– Повторите название больницы, – попросил я и до боли закусил нижнюю губу.
– Александровская.
Аленка любит сама зашнуровывать обувь. Она делает это долго, скрупулезно, вымеряя величину бантиков, следя за тем, чтобы кончики шнурков были засунуты в обувь четко друг напротив друга и точно так же, как на втором ботинке.
Но сегодня я не дал ей такого шанса. Мы оделись в две минуты – вначале я запихнул ее в комбинезон и ботинки, затем накинул на себя куртку и влез в теплые кроссовки, шнурки которых не развязывал со дня покупки.
– Папа, почему ты не веришь в Кошкофею?
– Алена, мы торопимся.
Уже на лестничной площадке понял, что не смогу ехать через весь город общественным транспортом. И на такси не смогу. Постучал Лехе, соседу, – он, глядя мне в глаза, только удивился:
– А где твой «Форд»?
– Ирина на прошлой неделе крыло помяла, в ремонте он.

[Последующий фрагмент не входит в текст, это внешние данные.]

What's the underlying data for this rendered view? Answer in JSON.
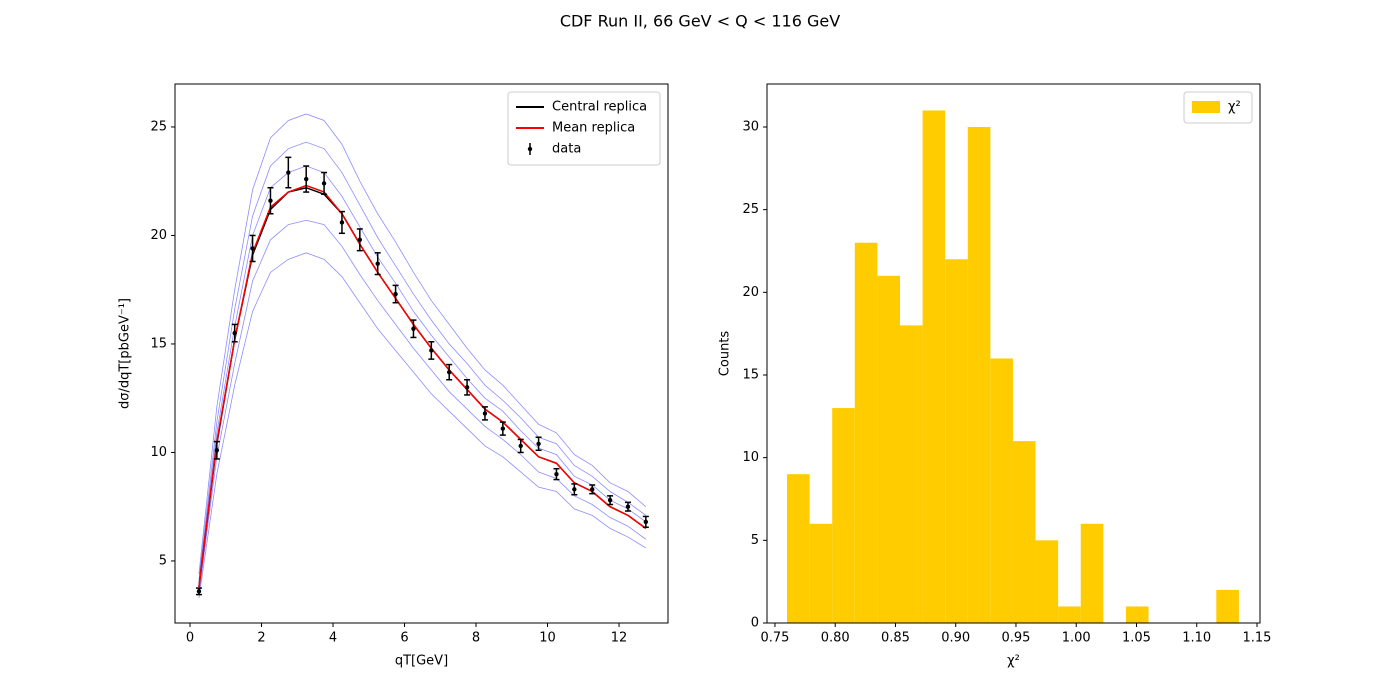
{
  "title": "CDF Run II, 66 GeV < Q < 116 GeV",
  "chart_data": [
    {
      "type": "line",
      "x": [
        0.25,
        0.75,
        1.25,
        1.75,
        2.25,
        2.75,
        3.25,
        3.75,
        4.25,
        4.75,
        5.25,
        5.75,
        6.25,
        6.75,
        7.25,
        7.75,
        8.25,
        8.75,
        9.25,
        9.75,
        10.25,
        10.75,
        11.25,
        11.75,
        12.25,
        12.75
      ],
      "replicas": {
        "color": "#0000ff",
        "values": [
          [
            3.3,
            9.0,
            13.1,
            16.5,
            18.3,
            18.9,
            19.2,
            18.9,
            18.1,
            16.9,
            15.7,
            14.7,
            13.7,
            12.7,
            11.9,
            11.1,
            10.3,
            9.8,
            9.1,
            8.4,
            8.2,
            7.4,
            7.1,
            6.5,
            6.1,
            5.6
          ],
          [
            3.5,
            9.8,
            14.1,
            17.9,
            19.8,
            20.5,
            20.7,
            20.5,
            19.5,
            18.2,
            17.0,
            15.9,
            14.8,
            13.8,
            12.8,
            12.0,
            11.2,
            10.6,
            9.9,
            9.1,
            8.8,
            8.0,
            7.6,
            7.0,
            6.6,
            6.0
          ],
          [
            4.0,
            10.9,
            15.8,
            20.0,
            22.2,
            22.9,
            23.2,
            22.9,
            21.8,
            20.4,
            19.0,
            17.8,
            16.5,
            15.4,
            14.4,
            13.4,
            12.5,
            11.9,
            11.0,
            10.2,
            9.9,
            8.9,
            8.5,
            7.8,
            7.4,
            6.8
          ],
          [
            4.1,
            11.4,
            16.6,
            20.9,
            23.2,
            24.0,
            24.3,
            24.0,
            22.9,
            21.4,
            19.9,
            18.6,
            17.3,
            16.1,
            15.0,
            14.1,
            13.1,
            12.4,
            11.6,
            10.7,
            10.4,
            9.4,
            8.9,
            8.2,
            7.7,
            7.1
          ],
          [
            4.4,
            12.1,
            17.5,
            22.1,
            24.5,
            25.3,
            25.6,
            25.3,
            24.2,
            22.5,
            21.0,
            19.7,
            18.3,
            17.0,
            15.9,
            14.8,
            13.8,
            13.1,
            12.2,
            11.3,
            10.9,
            9.9,
            9.4,
            8.6,
            8.2,
            7.5
          ]
        ]
      },
      "series": [
        {
          "name": "Central replica",
          "color": "#000000",
          "values": [
            3.8,
            10.4,
            15.2,
            19.1,
            21.2,
            22.0,
            22.2,
            21.9,
            21.0,
            19.6,
            18.3,
            17.1,
            15.9,
            14.8,
            13.8,
            12.9,
            12.0,
            11.4,
            10.6,
            9.8,
            9.5,
            8.6,
            8.2,
            7.5,
            7.1,
            6.5
          ]
        },
        {
          "name": "Mean replica",
          "color": "#ff0000",
          "values": [
            3.8,
            10.5,
            15.2,
            19.2,
            21.3,
            22.0,
            22.3,
            22.0,
            21.0,
            19.6,
            18.3,
            17.1,
            15.9,
            14.8,
            13.8,
            12.9,
            12.0,
            11.4,
            10.6,
            9.8,
            9.5,
            8.6,
            8.2,
            7.5,
            7.1,
            6.5
          ]
        },
        {
          "name": "data",
          "color": "#000000",
          "style": "errorbar",
          "values": [
            3.6,
            10.1,
            15.5,
            19.4,
            21.6,
            22.9,
            22.6,
            22.4,
            20.6,
            19.8,
            18.7,
            17.3,
            15.7,
            14.7,
            13.7,
            13.0,
            11.8,
            11.1,
            10.3,
            10.4,
            9.0,
            8.3,
            8.3,
            7.8,
            7.5,
            6.8
          ],
          "errors": [
            0.15,
            0.4,
            0.4,
            0.6,
            0.6,
            0.7,
            0.6,
            0.5,
            0.5,
            0.5,
            0.5,
            0.4,
            0.4,
            0.4,
            0.35,
            0.35,
            0.3,
            0.3,
            0.3,
            0.3,
            0.25,
            0.25,
            0.2,
            0.2,
            0.2,
            0.25
          ]
        }
      ],
      "x_label": "qT[GeV]",
      "y_label": "dσ/dqT[pbGeV⁻¹]",
      "xlim": [
        -0.42,
        13.37
      ],
      "ylim": [
        2.14,
        26.98
      ],
      "xticks": [
        0,
        2,
        4,
        6,
        8,
        10,
        12
      ],
      "yticks": [
        5,
        10,
        15,
        20,
        25
      ],
      "legend": "upper right"
    },
    {
      "type": "histogram",
      "name": "χ²",
      "color": "#ffcc00",
      "bins": [
        0.76,
        0.77875,
        0.7975,
        0.81625,
        0.835,
        0.85375,
        0.8725,
        0.89125,
        0.91,
        0.92875,
        0.9475,
        0.96625,
        0.985,
        1.00375,
        1.0225,
        1.04125,
        1.06,
        1.07875,
        1.0975,
        1.11625,
        1.135
      ],
      "counts": [
        9,
        6,
        13,
        23,
        21,
        18,
        31,
        22,
        30,
        16,
        11,
        5,
        1,
        6,
        0,
        1,
        0,
        0,
        0,
        2
      ],
      "x_label": "χ²",
      "y_label": "Counts",
      "xlim": [
        0.7434,
        1.1525
      ],
      "ylim": [
        0,
        32.6
      ],
      "xticks": [
        0.75,
        {
          "value": 0.8,
          "label": "0.80"
        },
        0.85,
        {
          "value": 0.9,
          "label": "0.90"
        },
        0.95,
        {
          "value": 1.0,
          "label": "1.00"
        },
        1.05,
        {
          "value": 1.1,
          "label": "1.10"
        },
        1.15
      ],
      "yticks": [
        0,
        5,
        10,
        15,
        20,
        25,
        30
      ],
      "legend": "upper right"
    }
  ]
}
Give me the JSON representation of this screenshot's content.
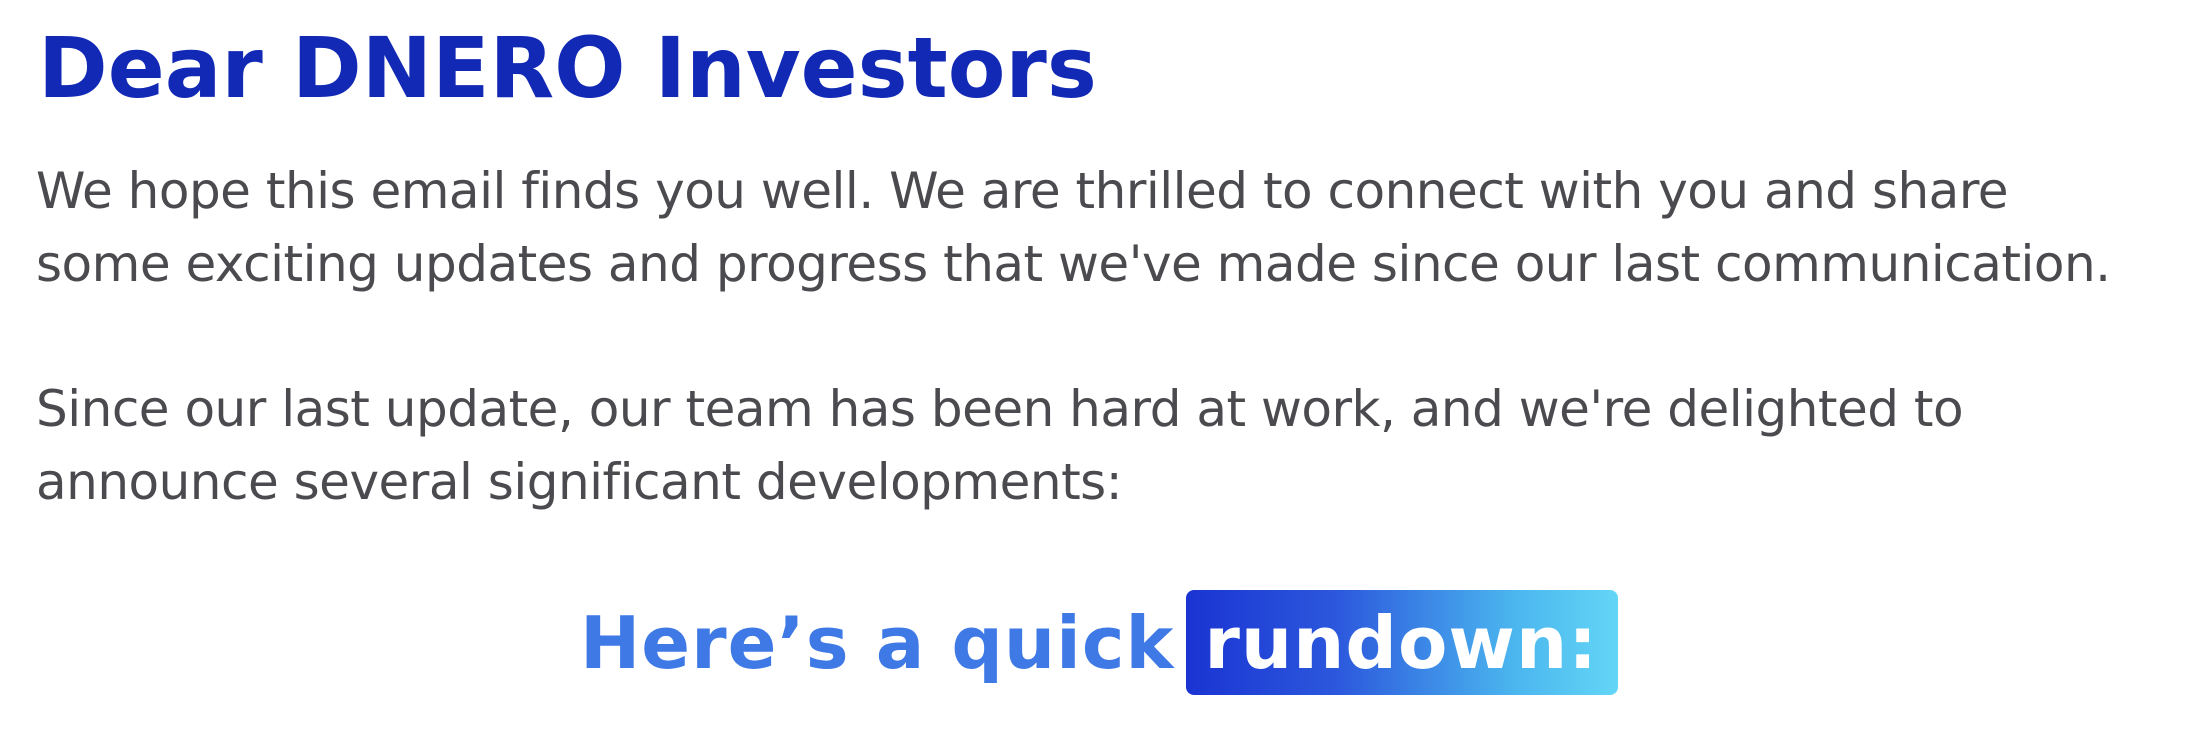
{
  "heading": "Dear DNERO Investors",
  "paragraphs": [
    {
      "lines": [
        "We hope this email finds you well. We are thrilled to connect with you and share",
        "some exciting updates and progress that we've made since our last communication."
      ]
    },
    {
      "lines": [
        "Since our last update, our team has been hard at work, and we're delighted to",
        "announce several significant developments:"
      ]
    }
  ],
  "rundown": {
    "lead": "Here’s a quick",
    "highlight": "rundown:"
  },
  "colors": {
    "heading": "#1229b5",
    "body_text": "#4a4a4f",
    "rundown_lead": "#3e79e6",
    "highlight_gradient_start": "#1a34d2",
    "highlight_gradient_end": "#63d6f6"
  }
}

А потом был сырой февральский город. Я гнал «шестерку» сквозь падающий мокрый снег, рядом что-то бубнила Аленка, и все было плохо.
– Что ты говоришь? – переспросил я, пытаясь отогнать мысль, что в любой момент мы с Аленкой можем остаться одни. Что Ирина может уйти.
– Я говорю, что если бы ты верил в Кошкофею, то она могла бы нам помочь!
– Никаких кошкофей не существует, – отрезал я и вдруг подумал, что мне же ничего не стоит признать детскую фантазию. Ну придется, может, потом обсуждать шубку Кошкофеи или ее привычки. Ну и что? Мне же не сложно! – Алена, я пошутил, я верю в Кошкофею.
Мост, наглый джип, покосившийся фонарь, унылый регулировщик, засыпанный полуморосью-полуснегом.
– А что ты замолчала? – бегло взглянул я на дочку, когда мы замерли у очередного светофора.
– Я обиделась. – Аленка смотрела в свое окно, даже не пытаясь заглянуть мне в глаза. – Кошкофея говорит, что ты сказал неправду, ты в нее не веришь.
И у меня не нашлось сил снова обманывать дочку, переубеждать ее.
– Если бы ты поверил в нее по-настоящему, она бы помогла!
На стоянке около больницы все было забито. Я чуть отъехал и припарковал машину под пиратско-андреевским знаком с косым крестом в красном круге.
Взял дочу на руки – она это, если честно, жутко не любит – и побежал. Ткнулся в один вход, потом во второй, в третьем мне махнули рукой, я прошел несколько запутанных уровней. Здание больше напоминало лабиринт из дешевого шутера, чем нормальную больницу.
И намертво встал перед дверью «Реанимация». Суровая девушка в зеленовато-синем халате вначале выговорила мне за то, что я без бахил и в верхней одежде, а затем категорически запретила мне входить, отправив в приемный покой с указанием ждать новостей там.
– Папа, ну просто поверь в нее, – канючила Аленка, дергая меня за штанину.
Я не помнил момента, когда опустил ее вниз, – вот вроде только что нес дочку, а теперь уже даже не держу за руку, меряю шагами помещение, в котором за стеклянным прилавком смеются, тихо переговариваясь и изредка отвечая на звонки, две девушки в белых шапочках.
И я попробовал. Что у нас есть? Кошкофея, существо непонятное, отчасти, видимо, похожее на Барса Котофеича с тюлевыми крыльями. Она помогает несчастным девочкам и любит, чтобы в нее верили. Ха, кто же не любит?
Дальше. Если я в нее поверю, то она поможет Иришке. Ирине. Ирине Ивановне Серегиной. Моей жене. Сильной, смелой, вечно уставшей.
На этом месте мои мысли спутались, отчаянно захотелось реветь, слезы даже навернулись на глаза, но дальше этого не пошло.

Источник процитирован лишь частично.